According to Lau, Castro said to him: “I know your whole history. I know your brother put you in a sack and brought you into the [concentration] camp. I know everything but I don’t understand one thing. If you’d come to Cuba at the age of eight, without father or mother, without home or language, you’d have been on the street and turn into a petty criminal exploited by larger crime bosses. In time, you would have either been killed, or you’d have grown into the leader of a criminal gang. How is it that, at such an age, you came to Israel, without parents or language, and became the Jewish pope. Explain to me how this happens.”
Lau responded that just a few years before, in June 1992, he’d heard the exact same question, just without the Cuban element. It had come from Yitzhak Rabin just 10 days before he became prime minister. Rabin was visiting Lau at his home along with his wife Leah and then Tel Aviv mayor Shlomo Lahat with his wife – and asked how a child arrives at the age of eight without an alphabet and becomes Chief Rabbi of Israel.
“To both I gave the same answer because it’s the truth,” says Lau. “That same brother who carried me into the camp, Naphtali Lau-Lavie – who had been a night editor at The Jerusalem Post and later consul-general of Israel in New York – reminded me that our father, who was murdered in Treblinka, was the 37th generation of a rabbinical dynasty that had existed all throughout Europe. My father’s last will and testament was to continue the chain so that it remained unbroken. My brother was already 19 years old – the Holocaust interrupted his studies and it was difficult to start all over. Considering that I was a small child, and my studies were not interrupted, I was at an age where I could start from the beginning. So I started my studies of Judaism with an internal drive and the knowledge that I was to continue the chain – to carry the torch I received from past generations.”
This sense of mission is also why Lau goes to March of the Living every year: “to contribute to the memory of those holy ones who fell in the Holocaust.”
For Lau, this kind of commemoration comes with personal memories, which are not always simple to face.
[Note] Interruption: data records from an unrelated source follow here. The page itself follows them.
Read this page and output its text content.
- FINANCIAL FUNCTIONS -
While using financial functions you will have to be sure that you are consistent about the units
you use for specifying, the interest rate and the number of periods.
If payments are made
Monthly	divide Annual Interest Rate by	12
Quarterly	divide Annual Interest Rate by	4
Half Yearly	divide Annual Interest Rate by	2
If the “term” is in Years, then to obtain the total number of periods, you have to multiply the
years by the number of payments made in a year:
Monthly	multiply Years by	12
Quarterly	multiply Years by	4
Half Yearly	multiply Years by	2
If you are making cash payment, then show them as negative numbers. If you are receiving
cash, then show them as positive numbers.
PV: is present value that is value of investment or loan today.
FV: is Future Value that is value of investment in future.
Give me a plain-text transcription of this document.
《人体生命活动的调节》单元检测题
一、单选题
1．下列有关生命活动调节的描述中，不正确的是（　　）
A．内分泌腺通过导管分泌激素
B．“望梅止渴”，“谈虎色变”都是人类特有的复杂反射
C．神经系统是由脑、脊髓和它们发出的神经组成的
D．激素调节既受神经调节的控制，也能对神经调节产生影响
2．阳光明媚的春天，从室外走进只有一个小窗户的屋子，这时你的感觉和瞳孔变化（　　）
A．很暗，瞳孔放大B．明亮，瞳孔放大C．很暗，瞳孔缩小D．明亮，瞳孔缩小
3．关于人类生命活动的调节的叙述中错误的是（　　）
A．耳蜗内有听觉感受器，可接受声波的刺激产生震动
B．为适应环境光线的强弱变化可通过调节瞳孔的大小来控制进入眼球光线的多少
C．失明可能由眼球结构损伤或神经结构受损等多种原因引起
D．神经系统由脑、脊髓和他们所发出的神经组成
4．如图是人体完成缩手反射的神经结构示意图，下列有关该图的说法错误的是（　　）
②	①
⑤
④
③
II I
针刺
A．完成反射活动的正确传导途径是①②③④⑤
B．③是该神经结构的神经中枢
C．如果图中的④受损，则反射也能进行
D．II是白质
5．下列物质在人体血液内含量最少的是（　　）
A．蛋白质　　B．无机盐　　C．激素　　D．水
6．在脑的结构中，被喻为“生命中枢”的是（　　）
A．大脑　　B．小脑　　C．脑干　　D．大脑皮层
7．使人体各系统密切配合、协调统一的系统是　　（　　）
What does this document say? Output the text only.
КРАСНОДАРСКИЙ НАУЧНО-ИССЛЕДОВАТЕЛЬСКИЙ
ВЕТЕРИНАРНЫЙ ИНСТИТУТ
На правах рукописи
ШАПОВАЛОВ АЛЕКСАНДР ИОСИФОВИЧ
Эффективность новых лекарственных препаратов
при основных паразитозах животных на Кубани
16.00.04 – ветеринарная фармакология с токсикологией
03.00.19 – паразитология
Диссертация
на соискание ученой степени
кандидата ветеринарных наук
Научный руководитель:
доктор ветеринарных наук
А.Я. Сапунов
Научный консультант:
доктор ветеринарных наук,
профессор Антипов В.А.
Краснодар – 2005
He says that he approaches this personal aspect through two phrases in the Torah.
The first is “Zechor” – remember – and the second is “Lo Tishkach” – don’t forget. He comments that at first it seems like the Torah is saying the same thing twice and that it begs the question of why we need both. “If you remember, you don’t forget, and if you don’t forget, you remember.” But he suggests that there is a difference. “Zechor” refers to actions we take to remember such terrible catastrophes as the Holocaust – Yad Vashem, March of the Living, Holocaust Memorial Day. Where as “Lo Tishkach” tells us that we will never be able to forget.
“It’s not a command,” he says, “it’s a pronouncement – a promise and a threat. I tell you: you will never forget, and even if you do, you’ll always be reminded by others. The appearance now of anti-Semitism all over the world makes it so we don’t forget the days of the Holocaust. But also, you won’t be able to forget because the experience is so deep, that it will never be erased.”
Lau says that at the moment he closes his eyes he sees images from the Holocaust: screams, voices, commands in German, dogs barking, trains passing, even the boots of the Gestapo. He recalls the time that he was hiding with his mother in the attic of an abandoned building – he was 5 years and 4 months old. When the Germans had just entered the Polish town of Piotrków Trybunalski, where Lau’s family had lived until then, his mother had prepared a batch of honey cookies to take with them into hiding. At critical moments, when the Gestapo entered the abandoned building to see if any Jews were hiding there, she would shove these cookies into his mouth so that he wouldn’t speak, cry, or scream.
“The minute I close my eyes,” he says, “the taste of those cookies is in my mouth. Even if you want, you won’t forget.”